15.穏やかな日々(2)
昼食時に、シンシアはサムエルに新聞を見せてもらいたいとお願いした。
「新聞……ですか」
サムエルが困ったように眉を寄せる。
「ええ、ダメかしら?」
「ダメではありませんが、ここ数日のものには子爵家の事件が載っています。不快な思いをされるかもしれません」
「構わないの、むしろそれが読みたいんです。どんな風に書かれているのか知っておきたいですし」
「……分かりました」
サムエルは気は進まないようだったが、すぐに主要な三紙とかなりゴシップ臭の強い一紙を持ってきてくれた。
早速広げて確認すると、どれもトップ記事でこそないが子爵家の事件を大きく取り上げていた。
脱税と密輸を行っていた事もそうだが、騎士団の踏み込みの当日に子爵が自死した事で注目を浴びてしまっているようだ。扱いはどれも思っていたより大きい。
加えて、どの新聞も記事の半分ほどをシンシアが子爵家で置かれていた悲劇的な境遇に割いていた。
「…………」
思いもよらなかった自分への脚光にシンシアは絶句する。
父親に虐げられ、無理矢理悪事を手伝わされていた美しいらしい前妻の娘。
確かに格好の話題だ。
各紙ともシンシアの不幸な境遇に言及し、同情的な意見を寄せている。
ゴシップ臭の強い一紙になると、どこから仕入れたのか子爵家の離れの間取りを載せて、そこでのシンシアの暮らしぶりをやたらと悲劇的に脚色までしていた。
おそらくより悲劇的な方が読者の受けが良いのだろうが、離れの床板は腐って抜け落ちたりはしていなかったし、清潔にしていたから虫やネズミにまみれて暮らしてもいなかった。
食事だって余りものを貰う毎日だったが、生ゴミを漁ってはいない。
ここまで惨めたらしく書かれると、何とも言えず気分は悪い。おまけに各紙、やたらとシンシアを美人に仕立てあげている。
これも、悲劇のヒロインは美人の方が受けがいいからなのだろうが、自分は書かれているような目も眩む美人ではない。
母はよくシンシアの外見も褒めてくれたが、あれは母だからだ。継母とリディアには“不幸顔で辛気くさい”と言われていた。
(まるで、私が詐欺してるみたいじゃない)
サムエルが言った“不快な思い”はこれかとシンシアはため息を吐いた。誇張された惨めな暮らしに、強調された自分の美貌、何とも言えないもやもやとした気持ちになる。
シンシアは一度、新聞達を脇に置いてゆっくり息をした。
顔を上げると、向かいの席ではハリーが食後のデザートで出された小さなプリンを大切そうに食べていて、それを見ていると気分の悪さはすうっと引いていった。

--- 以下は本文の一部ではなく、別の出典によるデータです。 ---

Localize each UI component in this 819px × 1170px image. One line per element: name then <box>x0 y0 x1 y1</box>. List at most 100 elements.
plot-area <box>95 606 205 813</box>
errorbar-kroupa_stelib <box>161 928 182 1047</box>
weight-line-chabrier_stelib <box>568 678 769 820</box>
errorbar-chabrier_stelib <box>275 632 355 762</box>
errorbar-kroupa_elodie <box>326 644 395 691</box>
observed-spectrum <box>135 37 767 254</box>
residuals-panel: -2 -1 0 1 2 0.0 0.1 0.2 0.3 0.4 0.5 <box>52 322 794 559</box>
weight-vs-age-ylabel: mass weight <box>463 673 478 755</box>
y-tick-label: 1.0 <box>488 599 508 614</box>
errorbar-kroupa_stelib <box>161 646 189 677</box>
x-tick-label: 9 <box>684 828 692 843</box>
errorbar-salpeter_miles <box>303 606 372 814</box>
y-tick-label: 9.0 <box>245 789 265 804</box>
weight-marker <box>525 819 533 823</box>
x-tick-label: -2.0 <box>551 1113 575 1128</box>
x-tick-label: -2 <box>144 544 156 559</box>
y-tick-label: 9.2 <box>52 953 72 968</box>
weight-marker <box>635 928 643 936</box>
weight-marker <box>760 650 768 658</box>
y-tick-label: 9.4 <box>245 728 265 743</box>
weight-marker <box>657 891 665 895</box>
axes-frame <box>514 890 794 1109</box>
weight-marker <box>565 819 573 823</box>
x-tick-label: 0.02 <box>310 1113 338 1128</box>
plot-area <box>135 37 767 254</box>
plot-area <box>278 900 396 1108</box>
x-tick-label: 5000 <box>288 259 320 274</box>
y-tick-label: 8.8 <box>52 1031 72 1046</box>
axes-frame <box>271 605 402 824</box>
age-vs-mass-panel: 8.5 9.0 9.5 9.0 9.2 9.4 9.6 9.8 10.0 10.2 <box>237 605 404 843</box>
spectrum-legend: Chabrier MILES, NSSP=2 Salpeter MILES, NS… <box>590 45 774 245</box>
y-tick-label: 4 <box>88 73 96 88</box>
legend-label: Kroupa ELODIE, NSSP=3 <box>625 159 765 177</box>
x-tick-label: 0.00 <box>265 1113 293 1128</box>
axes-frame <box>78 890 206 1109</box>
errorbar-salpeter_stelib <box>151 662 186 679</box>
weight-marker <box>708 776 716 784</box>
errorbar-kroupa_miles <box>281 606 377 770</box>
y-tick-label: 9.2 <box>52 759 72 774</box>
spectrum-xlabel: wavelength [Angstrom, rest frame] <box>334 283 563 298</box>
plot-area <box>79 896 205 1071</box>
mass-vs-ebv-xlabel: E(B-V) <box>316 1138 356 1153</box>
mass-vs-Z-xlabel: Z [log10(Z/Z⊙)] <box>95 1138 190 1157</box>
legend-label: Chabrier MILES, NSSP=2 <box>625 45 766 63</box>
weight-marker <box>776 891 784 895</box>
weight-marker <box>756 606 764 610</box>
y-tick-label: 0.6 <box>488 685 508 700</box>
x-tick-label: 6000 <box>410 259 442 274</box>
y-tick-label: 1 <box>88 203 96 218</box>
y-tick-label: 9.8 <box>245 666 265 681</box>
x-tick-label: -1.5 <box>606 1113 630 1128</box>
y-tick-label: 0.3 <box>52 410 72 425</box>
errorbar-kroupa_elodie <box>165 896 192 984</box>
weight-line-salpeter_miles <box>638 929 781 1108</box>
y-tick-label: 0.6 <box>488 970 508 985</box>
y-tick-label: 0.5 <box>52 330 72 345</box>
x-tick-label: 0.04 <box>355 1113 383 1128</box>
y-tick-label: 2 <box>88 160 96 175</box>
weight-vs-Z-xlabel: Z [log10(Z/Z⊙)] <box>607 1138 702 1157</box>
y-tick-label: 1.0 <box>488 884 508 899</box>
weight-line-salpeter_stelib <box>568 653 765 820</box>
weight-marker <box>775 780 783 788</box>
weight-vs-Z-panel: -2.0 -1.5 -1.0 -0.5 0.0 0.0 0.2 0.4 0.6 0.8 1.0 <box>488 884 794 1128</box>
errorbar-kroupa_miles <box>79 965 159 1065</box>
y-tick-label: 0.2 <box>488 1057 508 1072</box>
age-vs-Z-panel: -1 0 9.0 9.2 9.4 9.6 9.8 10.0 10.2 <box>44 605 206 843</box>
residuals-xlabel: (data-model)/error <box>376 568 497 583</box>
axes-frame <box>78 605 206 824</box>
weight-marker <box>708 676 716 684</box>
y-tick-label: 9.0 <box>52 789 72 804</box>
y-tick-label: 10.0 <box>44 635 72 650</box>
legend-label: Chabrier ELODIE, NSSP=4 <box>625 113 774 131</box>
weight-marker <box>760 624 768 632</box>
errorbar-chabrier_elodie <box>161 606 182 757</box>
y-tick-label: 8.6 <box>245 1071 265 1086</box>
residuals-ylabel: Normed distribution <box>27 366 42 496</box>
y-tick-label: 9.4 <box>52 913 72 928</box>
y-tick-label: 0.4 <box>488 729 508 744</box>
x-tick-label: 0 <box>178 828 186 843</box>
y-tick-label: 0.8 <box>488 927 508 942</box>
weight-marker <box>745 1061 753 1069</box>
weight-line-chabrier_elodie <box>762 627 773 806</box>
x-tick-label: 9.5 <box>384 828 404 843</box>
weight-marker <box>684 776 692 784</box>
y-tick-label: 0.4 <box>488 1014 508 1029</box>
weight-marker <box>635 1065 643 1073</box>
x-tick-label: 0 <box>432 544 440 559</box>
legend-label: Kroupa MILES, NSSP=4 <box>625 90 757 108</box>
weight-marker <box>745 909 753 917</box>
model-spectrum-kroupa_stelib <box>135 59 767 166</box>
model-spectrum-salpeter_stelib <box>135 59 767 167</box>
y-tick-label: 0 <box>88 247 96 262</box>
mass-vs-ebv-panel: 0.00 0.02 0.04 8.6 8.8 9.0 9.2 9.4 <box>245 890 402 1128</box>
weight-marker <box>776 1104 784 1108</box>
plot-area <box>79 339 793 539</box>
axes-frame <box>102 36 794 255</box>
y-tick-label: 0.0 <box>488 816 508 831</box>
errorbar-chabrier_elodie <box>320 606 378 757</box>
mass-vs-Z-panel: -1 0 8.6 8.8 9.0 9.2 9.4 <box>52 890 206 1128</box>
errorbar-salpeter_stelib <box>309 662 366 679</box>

ハリーは自分のプリンをちびちび食べながらもシンシアのプリンが気になる様子だ。
「食べる?」
そう聞くと、一度は顔を輝かせたがすぐに真面目な顔になった。
「シンシアが食べないとダメだよ。ステラさんがシンシアはもっと食べないといけないって言ってたよ。
だから頑張って食べなさい、ね?出来るでしょ?」
シンシアの口振りを真似て諭してくる天使。
シンシアは思わずぷっと笑ってしまった。
「ふふ、そうね。頑張って食べないとね」
苦笑しながらプリンを食べようとして、シンシアは気付く。
どの新聞にもハリーの存在が出ていない事に。
“新聞に小さい坊やの事が出てないから”というステラの言葉を思い出す。
小さい坊や、とはハリーの事だったのだ。
騎士団が踏み込んだ朝、シンシアがハリーを背負っていたのはアランだけでなく騎士達も見ているし、使用人と自分との子供だ、とシンシアが言ったのも皆に聞こえていたはずだ。
騎士達がそれを言いふらすとは思えないが、人の口に戸は立てられないものだ。
間取りまで手に入れた一紙なら絶対にハリーの存在を把握しただろうし、他の三紙も情報は掴んでいるに違いない。だがどの新聞もハリーについては触れていない。
(アラン様が手を回したのかしら)
そうとしか考えられなかった。
そして、それはシンシアにとって何よりもありがたい事だった。
悲劇のヒロインに幼い息子までいれば、それはそれはセンセーショナルだろうし、きっと父親の推測が飛び交う。もちろん、ハリーの可愛らしさや今までの冷遇もやたらと書き立てられただろう。
自分もそうだが、ハリーの出自やこれまでを好き勝手に書かれ、それが多くの人に読まれるのは耐えられなかったはずだ。
今日はお帰りを待ってきちんとお礼を言おう。
そう決意して、シンシアはプリンを食べた。